Non può escludersi, affermano le Sezioni Unite, che la operatività di tali aggregazioni sia dimostrata proprio dalla condotta “collettiva” posta in essere senza che, dunque, sia necessario che, al fine di rispettare il principio di tassatività, il gruppo o la organizzazione in oggetto vadano identificati come previamente sorti rispetto alla manifestazione; gli scopi de «l’incitamento alla discriminazione o alla violenza per motivi razziali, etnici, nazionali o religiosi», richiesti dall’art. 3, ben potrebbero, infatti, emergere dallo stesso contenuto della manifestazione di cui all’art. 2D.L. n. 122/1993, concretamente rappresentativa di essi.

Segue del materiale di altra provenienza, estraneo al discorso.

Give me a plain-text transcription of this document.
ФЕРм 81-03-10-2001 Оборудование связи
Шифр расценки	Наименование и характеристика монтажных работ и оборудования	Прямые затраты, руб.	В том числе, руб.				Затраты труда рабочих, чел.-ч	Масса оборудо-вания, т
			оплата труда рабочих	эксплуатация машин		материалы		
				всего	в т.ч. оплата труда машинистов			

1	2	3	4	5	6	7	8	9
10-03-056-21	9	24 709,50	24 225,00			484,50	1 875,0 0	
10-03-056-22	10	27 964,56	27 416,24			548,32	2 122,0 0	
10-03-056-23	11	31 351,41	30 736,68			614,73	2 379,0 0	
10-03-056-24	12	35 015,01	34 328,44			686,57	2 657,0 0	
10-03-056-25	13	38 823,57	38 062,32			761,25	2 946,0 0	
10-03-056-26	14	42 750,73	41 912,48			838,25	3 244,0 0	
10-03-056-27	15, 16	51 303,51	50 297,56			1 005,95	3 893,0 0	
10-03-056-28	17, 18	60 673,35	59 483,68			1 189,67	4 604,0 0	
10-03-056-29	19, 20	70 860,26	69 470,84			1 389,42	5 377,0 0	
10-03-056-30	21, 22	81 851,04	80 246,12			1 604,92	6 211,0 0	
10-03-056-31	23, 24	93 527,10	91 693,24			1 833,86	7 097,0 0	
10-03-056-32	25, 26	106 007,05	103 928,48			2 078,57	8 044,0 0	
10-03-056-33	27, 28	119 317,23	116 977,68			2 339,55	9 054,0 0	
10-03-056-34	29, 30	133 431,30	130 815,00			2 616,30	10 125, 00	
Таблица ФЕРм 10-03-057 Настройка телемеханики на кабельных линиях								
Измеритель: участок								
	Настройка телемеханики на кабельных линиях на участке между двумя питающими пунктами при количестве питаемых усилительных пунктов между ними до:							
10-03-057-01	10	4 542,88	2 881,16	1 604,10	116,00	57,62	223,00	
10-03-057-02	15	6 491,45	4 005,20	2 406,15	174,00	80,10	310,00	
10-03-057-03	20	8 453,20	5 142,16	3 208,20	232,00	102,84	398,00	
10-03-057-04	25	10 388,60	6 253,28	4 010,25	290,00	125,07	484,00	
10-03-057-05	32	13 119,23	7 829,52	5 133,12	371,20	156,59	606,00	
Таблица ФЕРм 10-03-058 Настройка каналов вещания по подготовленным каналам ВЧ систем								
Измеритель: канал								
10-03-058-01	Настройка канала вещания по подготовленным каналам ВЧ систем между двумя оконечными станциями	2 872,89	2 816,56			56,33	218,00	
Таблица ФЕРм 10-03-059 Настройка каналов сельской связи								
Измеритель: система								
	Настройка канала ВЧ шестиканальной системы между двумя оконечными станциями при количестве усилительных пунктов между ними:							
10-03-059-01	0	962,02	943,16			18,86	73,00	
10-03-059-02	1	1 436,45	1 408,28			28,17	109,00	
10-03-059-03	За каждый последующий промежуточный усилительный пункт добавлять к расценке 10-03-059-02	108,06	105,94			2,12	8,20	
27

Infine, affinché il “saluto romano” tenuto nei contesti indicati dall’art. 5L. n. 645/1952 possa integrare anche il reato di cui all’art. 2D.L. n. 122/1993, è necessario che ad esso si accompagnino elementi, relativi al contesto complessivo in cui lo stesso sia tenuto, idonei ad attribuirgli non la sola funzione semplicemente evocativa del disciolto partito fascista – e, dunque, ove ricorrente il pericolo concreto richiesto, incitativa della sua ricostituzione – ma anche, a fronte del contesto materiale o dell’ambito nel quale la manifestazione ha luogo, il significato discriminatorio tipizzante il reato di cui all’art. 2 cit.
Ove il “saluto romano” non sia tenuto nello stretto ambito di un contesto chiaramente connotato (per le modalità e le finalità della riunione nonché per i simboli impiegati) dal riferimento a fatti direttamente o indirettamente ricollegabili all’ideologia fascista, il fatto ben potrebbe essere qualificato anche ai sensi del concorrente reato di cui all’art. 2 D.L. n. 122/1993 ove espressivo delle idee di intolleranza e discriminazione proprie, nell’attualità, degli agglomerati considerati dall’art. 3 L. n. 654/1975.
Di qui l’affermazione del principio di diritto sopra indicato in attuazione del quale le Sezioni Unite hanno qualificato il fatto ai sensi dell’art. 5L. n. 645/1952.